Through the bars on the window facing the compound, I saw the Teenage Mutant Ninja Turtles, about 20-strong, marching on Whitley B, one of the eight housing units in the prison. Apparently the whole compound had erupted, and they were moving in to restore order. I knew we’d be on lockdown shortly as a steady stream of noncompliant prisoners were ushered out of Whitley B heading toward SHU. The sort team dragged some, carried others and in general treated the protesting prisoners like subhumans. It wouldn’t be long before they hit my block and did the same.
A couple of times my homeboys came into my cell and tried to cajole me to join in the fun, but I wasn’t with it. I was at the beginning of a 25-year sentence, and although I was extremely angry at the amount of time I got, I decided to channel my anger into something positive. The sort team finally made it to our unit and locked everyone down. Those who refused were carted off to the hole, where we found out prisoners were sleeping four and five to a cell. Buses were coming in and hauling the more unruly prisoners off to USP Terre Haute and USP Atlanta, penitentiaries with extra hole space. It took some of those guys six to nine months to get transferred back to Manchester.

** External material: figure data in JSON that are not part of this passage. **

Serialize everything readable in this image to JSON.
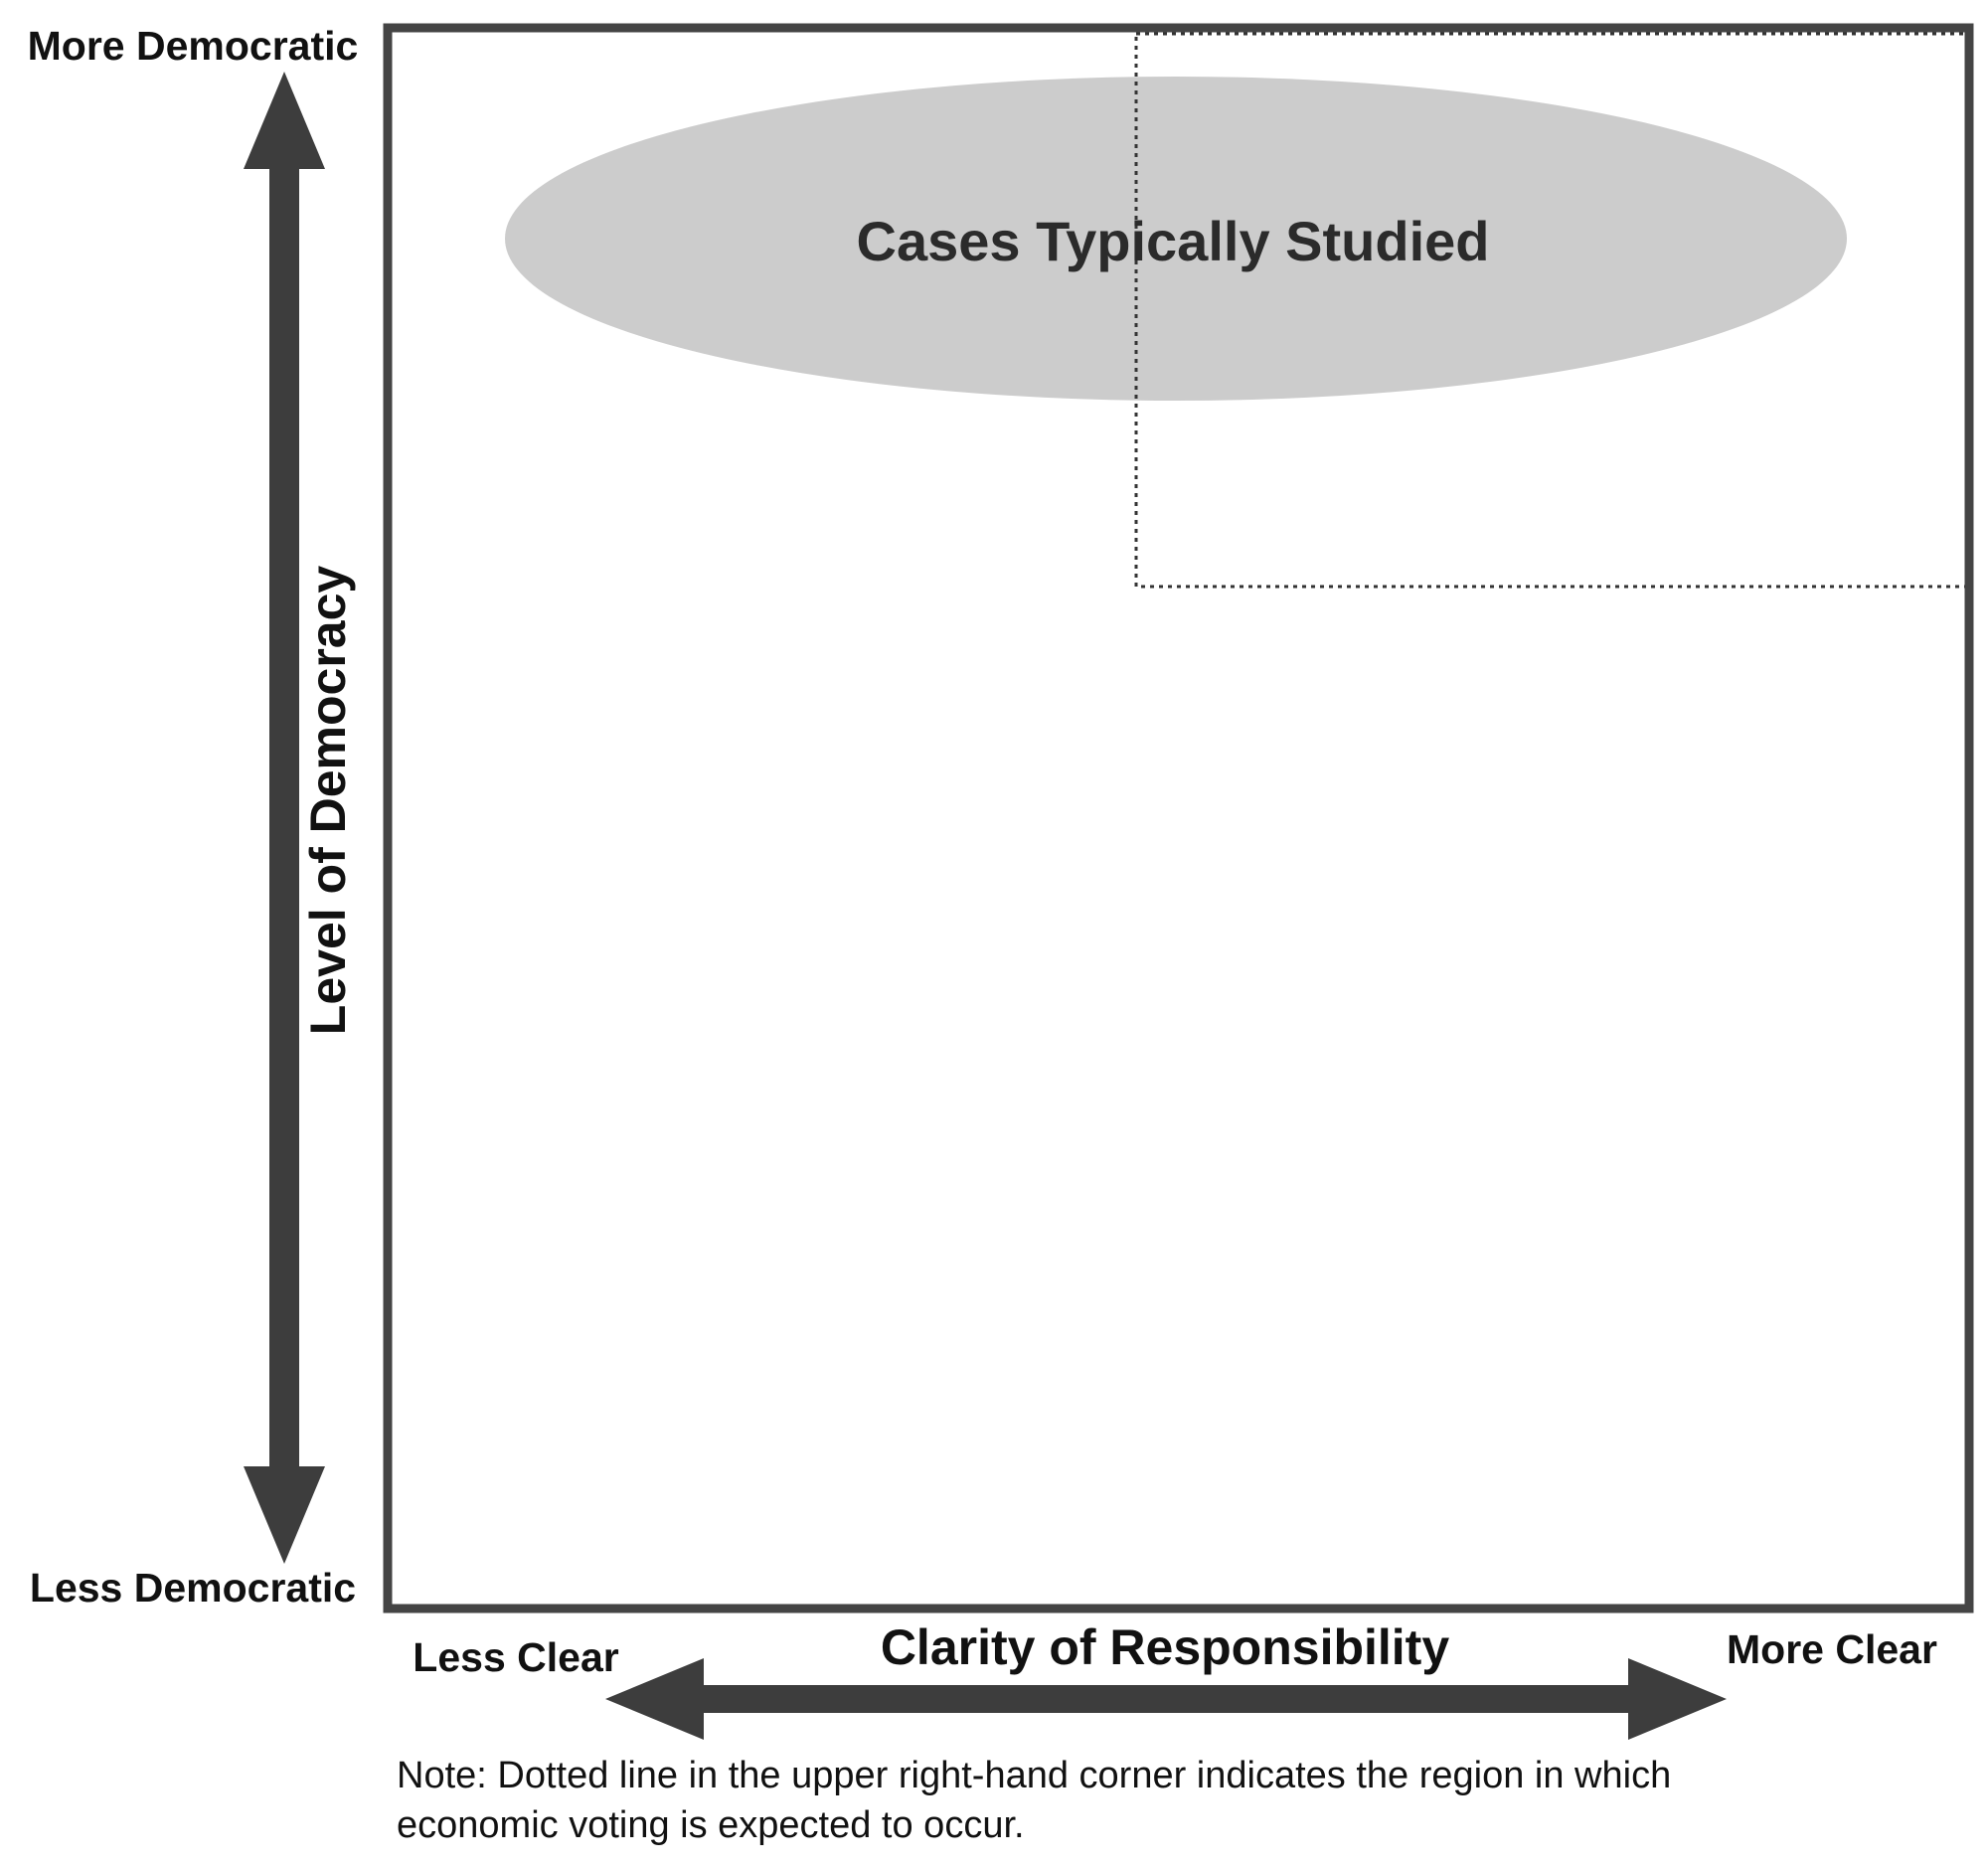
{
  "diagram": {
    "y_axis": {
      "top_label": "More Democratic",
      "bottom_label": "Less Democratic",
      "title": "Level of Democracy"
    },
    "x_axis": {
      "left_label": "Less Clear",
      "right_label": "More Clear",
      "title": "Clarity of Responsibility"
    },
    "ellipse_label": "Cases Typically Studied",
    "note": {
      "line1": "Note: Dotted line in the upper right-hand corner indicates the region in which",
      "line2": "economic voting is expected to occur."
    },
    "colors": {
      "frame": "#444444",
      "arrow": "#3d3d3d",
      "ellipse_fill": "#cccccc",
      "dotted_region": "#333333"
    }
  }
}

I saw a Muslim Imam get forcibly moved to the hole in restraints for complaining about the bag lunches we were getting every day for weeks. He also made an issue about the barely three showers per week we were afforded for hygiene purposes. Months later, I heard a bunch of crazy stories about dudes getting four-pointed to the bed or knocked down a set of stairs in handcuffs by COs. Retribution was a bitch.
Me, I looked at the lockdown, almost six weeks long, like a sabbatical. I knew what was coming and I didn’t want to get shipped off to a high-security prison, the fate of many. My locker was full and I’d stocked up on books, magazines and letter-writing supplies. I went through the motions and kept to myself, reading and writing and trying to stay out of the drama.
But by the end? Relief. Living in a room the size of your bathroom with another man 24/7 can be taxing, to say the least. It was nice to get back out on the compound when the lockdown ended.
It felt like freedom, even though I was still locked up.